Data-Based Efficient Off-Policy Stabilizing Optimal Control Algorithms for Discrete-Time Linear Systems via Damping Coefficients
Dongdong Li, Jiuxiang Dong
TL;DR
This work addresses stabilizing optimal control for discrete-time linear systems with unknown dynamics by introducing two model-free, off-policy algorithms that rely on damping-coefficient based homotopy. The first algorithm extends policy iteration to a data-driven setting, while the second employs off-policy Q-learning to estimate both stabilizing gains and ARE-like solutions, without applying current gains to the plant. Both methods provide explicit damping-update rules and persistently excited data conditions to guarantee convergence to the optimal gain and ARE solution, with simulations validating rapid convergence on an unstable DT system.
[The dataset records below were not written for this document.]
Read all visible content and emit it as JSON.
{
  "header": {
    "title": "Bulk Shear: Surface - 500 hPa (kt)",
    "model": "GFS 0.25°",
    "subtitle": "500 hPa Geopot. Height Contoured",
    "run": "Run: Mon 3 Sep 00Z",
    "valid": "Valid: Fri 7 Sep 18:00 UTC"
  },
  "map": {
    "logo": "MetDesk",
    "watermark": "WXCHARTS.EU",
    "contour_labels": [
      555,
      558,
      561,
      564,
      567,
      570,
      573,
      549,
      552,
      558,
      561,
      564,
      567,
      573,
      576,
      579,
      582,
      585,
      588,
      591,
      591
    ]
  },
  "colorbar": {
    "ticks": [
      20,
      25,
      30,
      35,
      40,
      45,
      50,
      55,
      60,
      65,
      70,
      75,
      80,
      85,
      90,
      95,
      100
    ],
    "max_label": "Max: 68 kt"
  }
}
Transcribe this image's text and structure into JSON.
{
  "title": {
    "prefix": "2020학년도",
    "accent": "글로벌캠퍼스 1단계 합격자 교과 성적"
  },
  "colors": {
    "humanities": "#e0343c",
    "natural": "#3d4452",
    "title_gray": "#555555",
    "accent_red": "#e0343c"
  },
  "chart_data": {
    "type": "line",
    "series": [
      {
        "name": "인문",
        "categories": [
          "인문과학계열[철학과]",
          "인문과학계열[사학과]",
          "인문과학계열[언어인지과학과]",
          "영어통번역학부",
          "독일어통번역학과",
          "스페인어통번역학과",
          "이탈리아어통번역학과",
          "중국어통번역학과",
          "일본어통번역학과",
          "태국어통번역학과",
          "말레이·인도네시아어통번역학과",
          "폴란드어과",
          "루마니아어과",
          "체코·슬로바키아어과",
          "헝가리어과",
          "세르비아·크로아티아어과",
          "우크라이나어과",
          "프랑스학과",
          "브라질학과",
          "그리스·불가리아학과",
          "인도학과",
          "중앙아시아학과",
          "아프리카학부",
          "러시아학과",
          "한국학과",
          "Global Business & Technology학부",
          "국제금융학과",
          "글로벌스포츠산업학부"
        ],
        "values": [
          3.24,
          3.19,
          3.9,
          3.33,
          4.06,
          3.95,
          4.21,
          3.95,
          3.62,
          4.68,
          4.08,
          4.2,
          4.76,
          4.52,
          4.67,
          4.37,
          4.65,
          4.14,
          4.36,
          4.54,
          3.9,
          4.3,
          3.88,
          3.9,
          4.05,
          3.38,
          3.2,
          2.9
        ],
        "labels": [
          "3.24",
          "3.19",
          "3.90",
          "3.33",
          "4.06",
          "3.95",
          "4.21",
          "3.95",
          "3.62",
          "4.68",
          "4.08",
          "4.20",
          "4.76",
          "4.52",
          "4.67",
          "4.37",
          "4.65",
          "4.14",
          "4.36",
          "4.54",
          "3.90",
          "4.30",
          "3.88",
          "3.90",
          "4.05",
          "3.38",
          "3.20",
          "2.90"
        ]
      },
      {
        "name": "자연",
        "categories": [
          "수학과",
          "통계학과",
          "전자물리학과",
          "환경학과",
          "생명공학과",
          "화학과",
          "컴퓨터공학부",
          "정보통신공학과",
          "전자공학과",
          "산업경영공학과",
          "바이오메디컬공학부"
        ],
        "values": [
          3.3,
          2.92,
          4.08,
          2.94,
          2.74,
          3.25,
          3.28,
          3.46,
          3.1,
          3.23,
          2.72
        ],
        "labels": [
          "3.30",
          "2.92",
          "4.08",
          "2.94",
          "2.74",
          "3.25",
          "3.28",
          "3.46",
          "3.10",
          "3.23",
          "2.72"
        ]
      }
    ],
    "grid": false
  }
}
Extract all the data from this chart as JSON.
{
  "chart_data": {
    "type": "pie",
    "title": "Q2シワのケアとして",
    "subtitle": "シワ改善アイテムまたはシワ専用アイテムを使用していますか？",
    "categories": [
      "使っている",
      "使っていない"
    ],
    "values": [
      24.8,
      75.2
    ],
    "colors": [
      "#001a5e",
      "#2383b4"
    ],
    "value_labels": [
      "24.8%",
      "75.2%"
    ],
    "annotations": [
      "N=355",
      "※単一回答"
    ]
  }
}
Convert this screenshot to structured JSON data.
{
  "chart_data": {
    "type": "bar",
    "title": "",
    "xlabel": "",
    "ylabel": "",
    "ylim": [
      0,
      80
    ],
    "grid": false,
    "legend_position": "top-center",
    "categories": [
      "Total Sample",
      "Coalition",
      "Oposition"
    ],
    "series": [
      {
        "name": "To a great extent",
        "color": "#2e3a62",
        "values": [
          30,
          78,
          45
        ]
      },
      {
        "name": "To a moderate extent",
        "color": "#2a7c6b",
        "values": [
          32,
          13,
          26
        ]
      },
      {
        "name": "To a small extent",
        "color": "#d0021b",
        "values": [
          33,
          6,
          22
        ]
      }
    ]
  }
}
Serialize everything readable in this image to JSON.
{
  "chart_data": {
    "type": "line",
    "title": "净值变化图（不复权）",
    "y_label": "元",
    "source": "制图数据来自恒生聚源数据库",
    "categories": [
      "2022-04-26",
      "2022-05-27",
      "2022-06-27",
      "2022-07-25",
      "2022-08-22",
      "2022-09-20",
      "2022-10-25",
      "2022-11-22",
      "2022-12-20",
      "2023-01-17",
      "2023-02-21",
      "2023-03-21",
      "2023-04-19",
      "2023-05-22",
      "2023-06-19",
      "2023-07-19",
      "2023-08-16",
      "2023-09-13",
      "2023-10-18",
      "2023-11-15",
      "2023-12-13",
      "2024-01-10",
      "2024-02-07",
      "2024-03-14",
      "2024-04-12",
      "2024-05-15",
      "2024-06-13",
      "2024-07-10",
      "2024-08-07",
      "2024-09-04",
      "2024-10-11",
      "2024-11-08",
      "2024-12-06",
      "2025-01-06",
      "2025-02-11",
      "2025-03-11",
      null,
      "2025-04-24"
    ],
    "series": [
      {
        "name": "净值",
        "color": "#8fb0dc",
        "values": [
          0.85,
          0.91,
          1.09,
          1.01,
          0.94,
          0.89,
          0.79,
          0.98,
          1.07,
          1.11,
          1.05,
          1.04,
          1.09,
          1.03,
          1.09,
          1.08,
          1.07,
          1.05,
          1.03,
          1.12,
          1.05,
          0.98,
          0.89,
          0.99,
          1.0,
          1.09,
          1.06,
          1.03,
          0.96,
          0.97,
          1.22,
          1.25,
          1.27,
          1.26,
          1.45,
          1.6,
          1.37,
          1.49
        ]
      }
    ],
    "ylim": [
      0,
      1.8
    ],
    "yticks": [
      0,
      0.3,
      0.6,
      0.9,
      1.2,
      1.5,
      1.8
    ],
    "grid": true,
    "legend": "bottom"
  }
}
The approach reduces reliance on accurate system models and enables efficient, data-driven stabilization and near-optimal control in practice, with clear paths for extension to broader DT systems and real-world scenarios.
Abstract
Policy iteration is one of the classical frameworks of reinforcement learning, which requires a known initial stabilizing control. However, finding the initial stabilizing control depends on the known system model. To relax this requirement and achieve model-free optimal control, in this paper, two different reinforcement learning algorithms based on policy iteration and variable damping coefficients are designed for unknown discrete-time linear systems. First, a stable artificial system is designed, and this system is gradually iterated to the original system by varying the damping coefficients. This allows the initial stabilizing control to be obtained in a finite number of iteration steps. Then, an off-policy iteration algorithm and an off-policy $\mathcal{Q}$-learning algorithm are designed to select the appropriate damping coefficients and realize data-driven. In these two algorithms, the current estimates of optimal control gain are not applied to the system to re-collect data. Moreover, they are characterized by the fast convergence of the traditional policy iteration. Finally, the proposed algorithms are validated by simulation.